XLM-R Tokenizer
The XLM-R tokenizer block converts plain text into a sequence of numerical values that can be passed to the XLM-R Encoder block. The XLM-R Tokenizer block can process text written in over 100 languages thanks to the SentencePiece method.
How does text tokenization work?
-
The tokenizer splits the input text into small pieces, called tokens.
There can be more tokens than words if parts of a word (like prefixes and suffixes) are more common than the word itself. -
The Sequence length is enforced by truncating or padding the sequence of tokens.
-
Special tokens required by the XLM-R Encoder block are added, and every token is then replaced with an integer value.
-
The sequence of integers is ready to be processed by the XLM-R Encoder block.
The XLM-R Tokenizer block uses SentencePiece under the hood, which means that it can process input text features written in any language.
However, the XLM-R Encoder block that is compatible with this tokenizer was pretrained with 100 particular languages.
Parameters
Sequence length: The total number of tokens kept in the sequence.
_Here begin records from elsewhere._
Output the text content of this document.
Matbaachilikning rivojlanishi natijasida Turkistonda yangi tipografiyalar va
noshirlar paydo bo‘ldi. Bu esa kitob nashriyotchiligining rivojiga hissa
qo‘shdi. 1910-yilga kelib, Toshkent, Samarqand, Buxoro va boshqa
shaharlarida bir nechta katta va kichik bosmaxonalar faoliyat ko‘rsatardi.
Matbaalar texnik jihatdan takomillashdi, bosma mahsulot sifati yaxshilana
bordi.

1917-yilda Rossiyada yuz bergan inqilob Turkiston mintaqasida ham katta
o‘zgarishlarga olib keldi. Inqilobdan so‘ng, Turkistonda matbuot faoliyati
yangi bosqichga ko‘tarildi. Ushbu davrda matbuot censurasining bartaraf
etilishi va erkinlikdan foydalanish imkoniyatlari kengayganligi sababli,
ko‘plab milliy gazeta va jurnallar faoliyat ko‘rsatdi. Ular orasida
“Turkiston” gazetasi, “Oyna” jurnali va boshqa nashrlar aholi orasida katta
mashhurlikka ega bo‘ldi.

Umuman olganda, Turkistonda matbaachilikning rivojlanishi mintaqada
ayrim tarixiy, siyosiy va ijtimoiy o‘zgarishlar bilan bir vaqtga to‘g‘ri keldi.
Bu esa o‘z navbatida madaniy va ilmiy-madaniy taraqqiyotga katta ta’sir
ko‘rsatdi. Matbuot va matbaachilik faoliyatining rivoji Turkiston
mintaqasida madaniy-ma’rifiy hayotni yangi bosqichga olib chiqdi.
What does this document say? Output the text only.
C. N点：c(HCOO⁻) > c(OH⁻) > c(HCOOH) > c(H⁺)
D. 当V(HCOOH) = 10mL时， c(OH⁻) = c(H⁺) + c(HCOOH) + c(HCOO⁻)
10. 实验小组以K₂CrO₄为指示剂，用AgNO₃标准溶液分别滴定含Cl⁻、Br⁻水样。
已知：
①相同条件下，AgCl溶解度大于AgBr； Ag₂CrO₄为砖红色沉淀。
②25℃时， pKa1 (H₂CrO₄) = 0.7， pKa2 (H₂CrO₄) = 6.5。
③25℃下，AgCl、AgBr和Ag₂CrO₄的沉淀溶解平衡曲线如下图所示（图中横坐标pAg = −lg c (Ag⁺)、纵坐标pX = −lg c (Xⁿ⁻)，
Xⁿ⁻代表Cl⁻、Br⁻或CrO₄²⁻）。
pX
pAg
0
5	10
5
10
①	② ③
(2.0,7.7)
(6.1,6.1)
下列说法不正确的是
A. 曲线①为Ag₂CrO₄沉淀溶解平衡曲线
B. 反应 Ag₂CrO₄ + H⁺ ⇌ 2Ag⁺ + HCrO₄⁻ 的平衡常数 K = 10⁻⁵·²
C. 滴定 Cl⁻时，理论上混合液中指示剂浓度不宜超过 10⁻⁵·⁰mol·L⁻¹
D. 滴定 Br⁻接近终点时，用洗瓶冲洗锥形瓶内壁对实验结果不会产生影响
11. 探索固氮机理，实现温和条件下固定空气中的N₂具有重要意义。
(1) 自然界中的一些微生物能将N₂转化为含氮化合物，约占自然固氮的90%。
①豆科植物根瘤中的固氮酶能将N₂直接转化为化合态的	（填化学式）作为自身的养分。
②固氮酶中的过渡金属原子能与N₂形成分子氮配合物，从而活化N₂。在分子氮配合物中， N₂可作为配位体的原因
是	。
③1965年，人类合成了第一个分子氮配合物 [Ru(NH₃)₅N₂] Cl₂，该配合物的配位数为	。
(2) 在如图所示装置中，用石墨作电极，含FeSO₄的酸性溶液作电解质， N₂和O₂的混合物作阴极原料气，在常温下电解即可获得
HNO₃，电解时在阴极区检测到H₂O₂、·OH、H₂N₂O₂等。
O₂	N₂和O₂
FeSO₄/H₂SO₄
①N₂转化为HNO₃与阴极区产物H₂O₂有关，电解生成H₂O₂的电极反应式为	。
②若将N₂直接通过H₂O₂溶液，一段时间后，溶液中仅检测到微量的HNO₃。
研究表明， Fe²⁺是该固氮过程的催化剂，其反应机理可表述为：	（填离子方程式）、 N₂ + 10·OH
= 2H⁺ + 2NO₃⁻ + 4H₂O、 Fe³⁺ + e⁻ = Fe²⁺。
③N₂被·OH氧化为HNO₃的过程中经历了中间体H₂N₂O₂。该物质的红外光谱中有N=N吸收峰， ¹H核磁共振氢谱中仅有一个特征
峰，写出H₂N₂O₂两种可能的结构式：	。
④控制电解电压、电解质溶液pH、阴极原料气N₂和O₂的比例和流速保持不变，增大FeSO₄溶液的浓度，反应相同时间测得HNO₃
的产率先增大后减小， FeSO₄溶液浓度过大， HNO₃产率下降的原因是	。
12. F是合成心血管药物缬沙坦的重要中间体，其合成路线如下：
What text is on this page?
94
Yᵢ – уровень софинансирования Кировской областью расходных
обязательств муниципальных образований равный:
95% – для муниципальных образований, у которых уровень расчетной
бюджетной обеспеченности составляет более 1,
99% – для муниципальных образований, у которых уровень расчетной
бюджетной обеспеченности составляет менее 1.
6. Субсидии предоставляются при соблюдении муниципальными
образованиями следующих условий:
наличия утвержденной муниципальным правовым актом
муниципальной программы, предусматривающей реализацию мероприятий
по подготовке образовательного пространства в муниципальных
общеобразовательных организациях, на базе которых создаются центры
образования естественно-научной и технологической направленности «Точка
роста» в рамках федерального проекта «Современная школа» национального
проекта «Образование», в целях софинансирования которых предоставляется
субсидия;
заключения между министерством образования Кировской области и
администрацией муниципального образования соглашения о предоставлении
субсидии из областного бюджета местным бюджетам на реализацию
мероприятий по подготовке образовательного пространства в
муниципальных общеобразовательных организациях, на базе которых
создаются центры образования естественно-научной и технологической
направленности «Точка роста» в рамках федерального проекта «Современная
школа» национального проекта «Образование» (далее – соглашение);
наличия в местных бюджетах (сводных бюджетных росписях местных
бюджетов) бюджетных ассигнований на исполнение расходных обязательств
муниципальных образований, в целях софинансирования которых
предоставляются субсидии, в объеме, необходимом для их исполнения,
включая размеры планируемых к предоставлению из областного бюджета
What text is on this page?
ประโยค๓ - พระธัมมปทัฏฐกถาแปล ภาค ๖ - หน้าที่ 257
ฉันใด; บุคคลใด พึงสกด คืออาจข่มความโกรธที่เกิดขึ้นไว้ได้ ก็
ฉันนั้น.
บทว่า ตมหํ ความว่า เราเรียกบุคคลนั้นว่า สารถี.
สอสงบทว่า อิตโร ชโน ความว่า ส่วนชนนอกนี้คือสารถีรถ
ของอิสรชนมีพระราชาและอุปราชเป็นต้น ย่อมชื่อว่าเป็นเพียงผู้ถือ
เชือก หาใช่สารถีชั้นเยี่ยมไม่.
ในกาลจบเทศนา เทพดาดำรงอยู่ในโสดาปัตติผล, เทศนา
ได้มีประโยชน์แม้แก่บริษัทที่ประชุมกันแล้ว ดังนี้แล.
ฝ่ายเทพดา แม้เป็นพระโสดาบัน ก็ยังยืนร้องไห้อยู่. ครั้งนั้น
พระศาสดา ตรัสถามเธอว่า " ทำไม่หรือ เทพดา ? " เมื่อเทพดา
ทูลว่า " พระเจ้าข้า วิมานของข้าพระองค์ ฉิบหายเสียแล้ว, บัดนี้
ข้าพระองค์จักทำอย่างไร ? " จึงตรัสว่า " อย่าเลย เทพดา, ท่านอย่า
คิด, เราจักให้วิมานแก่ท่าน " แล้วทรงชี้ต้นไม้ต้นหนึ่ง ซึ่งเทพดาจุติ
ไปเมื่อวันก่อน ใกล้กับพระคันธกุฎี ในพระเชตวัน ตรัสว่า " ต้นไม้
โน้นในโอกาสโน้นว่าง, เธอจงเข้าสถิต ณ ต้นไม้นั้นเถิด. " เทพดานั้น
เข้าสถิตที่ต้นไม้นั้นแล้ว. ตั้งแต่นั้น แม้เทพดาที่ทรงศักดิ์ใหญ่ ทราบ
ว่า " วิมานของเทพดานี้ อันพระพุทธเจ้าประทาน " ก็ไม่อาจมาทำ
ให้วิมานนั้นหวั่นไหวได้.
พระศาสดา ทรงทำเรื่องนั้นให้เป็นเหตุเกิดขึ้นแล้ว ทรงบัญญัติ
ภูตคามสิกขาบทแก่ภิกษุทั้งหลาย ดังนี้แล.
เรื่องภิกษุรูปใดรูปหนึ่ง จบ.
It’s necessary to fix the sequence length, since models require fixed size inputs.
Minimum: 3
Maximum: 512
If the text input is longer than the Sequence length, the end of the text will be ignored.
If the text input is smaller, the sequence will be padded with PAD
tokens.
Choose a length that matches your typical text size to utilize all the data while avoiding unnecessary calculations on the padding tokens.